14 Aug 2017
For ten days, from August 10th – August 20th, the exciting mountain bike event Crankworx in Whistler is on. Fast descents, amazing tricks and huge jumps are part of the spectacular event.
Mountain biking may not be everyone’s cup of tea, but it has been gaining popularity. The Mountain Bike Associations on the North Shore and in Squamish have gained many members over the years. And there are people and families outside of the associations that enjoy the sport on all different levels.
A few physiotherapists and staff members on the Aquatic Centre Physiotherapy team enjoy mountain biking in their spare time. Consequently, personal experience heightens their awareness of mountain biking conditions and injuries.
COMMON MOUNTAIN BIKING INJURIES
- Wrists and Hands:
You’re connected to your bike in three different places: your feet, your bum and your hands. Of the three, the hands and are the smallest and most delicate. The vibration and impact from the trial moves its way through the bike to your hands and can cause pain and discomfort. In particular, nerve compression and muscle fatigue are common and wearing gloves, lessening grip tension and changing your hand positions often can help both conditions.
Knee pain during and after riding is common. Having a professionally trained specialist in bike fitting adjust your riding position to prevent many of the problems before they begin. Pain around the kneecap and lateral knee predominate, but proper stretching after riding and using a sensible pre-season conditioning program reduces the likelihood of injury.
- Shoulders and neck:
Riding a mountain bike requires that you use your shoulders and upper body to make power and to position the bike where you need it. Many riders will experience neck, upper back and shoulder pain following long or more spirited rides. Try to make a conscious effort to relax your shoulders and draw your shoulder blades back and down. This will help reduce the muscle tightness and burning that can develop from the overuse of your upper back muscles.
Self-treatment: When you experience a trauma such as falling off your bike and sustain sprains, strains and bruises. Always keep in mind, to RICE (Rest, Ice, Compression, Elevation).
Do I need to go to the doctor? You should see a doctor if:
- You hit your head and experienced Loss of Consciousness, blurred vision, extreme dizziness, forgetfulness, etc
- You are unable to weight bear on affected limb – you will need imaging done to see if it is broken
- You have significant bleeding
How can a physiotherapist help you after suffering an injury?
- Physiotherapy involves a rehabilitation treatment plan augmented with a home exercise program, education, modalities, hands-on therapy, needling, and corrective taping.

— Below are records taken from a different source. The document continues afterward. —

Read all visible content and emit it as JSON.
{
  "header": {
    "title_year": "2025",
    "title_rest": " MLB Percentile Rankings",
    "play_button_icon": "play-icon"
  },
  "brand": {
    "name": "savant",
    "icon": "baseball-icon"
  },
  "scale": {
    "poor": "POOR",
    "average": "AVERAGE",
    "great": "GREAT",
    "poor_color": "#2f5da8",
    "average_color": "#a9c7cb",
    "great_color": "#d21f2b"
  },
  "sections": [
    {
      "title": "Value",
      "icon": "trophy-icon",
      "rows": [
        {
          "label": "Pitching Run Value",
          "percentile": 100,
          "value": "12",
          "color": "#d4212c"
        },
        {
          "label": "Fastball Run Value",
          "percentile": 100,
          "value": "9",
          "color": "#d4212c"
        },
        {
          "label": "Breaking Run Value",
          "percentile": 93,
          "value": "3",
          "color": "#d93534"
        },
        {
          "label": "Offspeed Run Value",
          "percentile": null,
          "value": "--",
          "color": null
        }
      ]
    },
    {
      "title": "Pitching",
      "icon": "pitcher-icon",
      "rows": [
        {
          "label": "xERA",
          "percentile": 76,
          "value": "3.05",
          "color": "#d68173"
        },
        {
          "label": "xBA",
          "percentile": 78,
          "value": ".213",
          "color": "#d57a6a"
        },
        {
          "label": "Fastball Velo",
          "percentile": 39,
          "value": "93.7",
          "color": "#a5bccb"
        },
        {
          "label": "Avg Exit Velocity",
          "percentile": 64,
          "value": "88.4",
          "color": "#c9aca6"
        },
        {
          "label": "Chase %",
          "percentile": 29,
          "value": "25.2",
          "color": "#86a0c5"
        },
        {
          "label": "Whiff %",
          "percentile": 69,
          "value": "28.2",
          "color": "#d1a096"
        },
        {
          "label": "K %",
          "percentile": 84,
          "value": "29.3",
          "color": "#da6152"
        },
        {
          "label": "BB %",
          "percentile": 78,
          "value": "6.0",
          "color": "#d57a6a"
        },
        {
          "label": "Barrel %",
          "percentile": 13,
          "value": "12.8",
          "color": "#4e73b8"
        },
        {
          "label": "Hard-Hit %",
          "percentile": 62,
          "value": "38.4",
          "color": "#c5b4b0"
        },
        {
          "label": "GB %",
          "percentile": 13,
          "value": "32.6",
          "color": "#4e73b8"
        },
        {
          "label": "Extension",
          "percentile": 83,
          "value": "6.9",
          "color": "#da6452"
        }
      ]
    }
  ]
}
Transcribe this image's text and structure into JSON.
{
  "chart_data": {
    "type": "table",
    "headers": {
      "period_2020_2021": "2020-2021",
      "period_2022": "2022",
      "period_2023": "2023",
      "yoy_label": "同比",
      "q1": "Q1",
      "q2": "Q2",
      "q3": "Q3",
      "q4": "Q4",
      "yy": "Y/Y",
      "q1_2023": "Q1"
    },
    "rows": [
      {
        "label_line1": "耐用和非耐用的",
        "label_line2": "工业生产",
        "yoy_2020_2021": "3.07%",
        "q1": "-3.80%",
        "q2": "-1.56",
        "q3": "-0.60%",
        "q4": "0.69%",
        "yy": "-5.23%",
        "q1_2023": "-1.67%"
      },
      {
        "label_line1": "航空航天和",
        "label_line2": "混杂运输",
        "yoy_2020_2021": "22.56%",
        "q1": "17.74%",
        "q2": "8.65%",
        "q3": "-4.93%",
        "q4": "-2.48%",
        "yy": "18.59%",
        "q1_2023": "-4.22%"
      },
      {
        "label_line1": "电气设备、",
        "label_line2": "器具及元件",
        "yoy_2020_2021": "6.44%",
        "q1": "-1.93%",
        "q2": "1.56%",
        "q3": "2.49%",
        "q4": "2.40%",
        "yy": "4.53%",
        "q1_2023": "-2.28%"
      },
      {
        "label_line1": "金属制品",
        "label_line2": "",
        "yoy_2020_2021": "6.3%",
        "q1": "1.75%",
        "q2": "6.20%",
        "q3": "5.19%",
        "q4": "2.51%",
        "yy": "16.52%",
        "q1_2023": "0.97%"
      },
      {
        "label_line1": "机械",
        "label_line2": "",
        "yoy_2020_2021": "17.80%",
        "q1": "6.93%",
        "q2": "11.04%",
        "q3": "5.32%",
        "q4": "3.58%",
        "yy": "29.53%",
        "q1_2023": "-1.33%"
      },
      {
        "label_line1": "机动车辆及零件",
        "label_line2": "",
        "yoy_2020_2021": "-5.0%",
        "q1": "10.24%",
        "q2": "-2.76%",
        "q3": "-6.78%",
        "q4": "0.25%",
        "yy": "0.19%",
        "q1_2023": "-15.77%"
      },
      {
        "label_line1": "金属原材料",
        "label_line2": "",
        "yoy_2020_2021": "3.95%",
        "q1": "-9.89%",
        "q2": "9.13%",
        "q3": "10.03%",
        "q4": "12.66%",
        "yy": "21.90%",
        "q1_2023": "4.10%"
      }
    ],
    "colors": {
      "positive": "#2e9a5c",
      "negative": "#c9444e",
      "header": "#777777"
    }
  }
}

- A physiotherapist can help you regain strength and mobility. Most importantly, they can provide proper education about your body and injury.
Warm up properly
– 10-15 min of mild intensity activity at the start of the ride
Stretch and strengthen your muscles
– Our muscles work in unison with each other, so balance is key
Know your body
– Everyone has muscles they know that are tight, so focus on those specific muscles
– Common problem areas include the hip, knee, neck and upper back
Use your head
– Wear proper equipment
– Know your limits
Mountain biking is a thrilling activity. Although, with thrill comes risk. Have fun while riding, but be conscious and careful of your body. If by bad luck you happen to sustain an injury while mountain biking, consult a physiotherapist if appropriate and confidently work your way back onto the trails!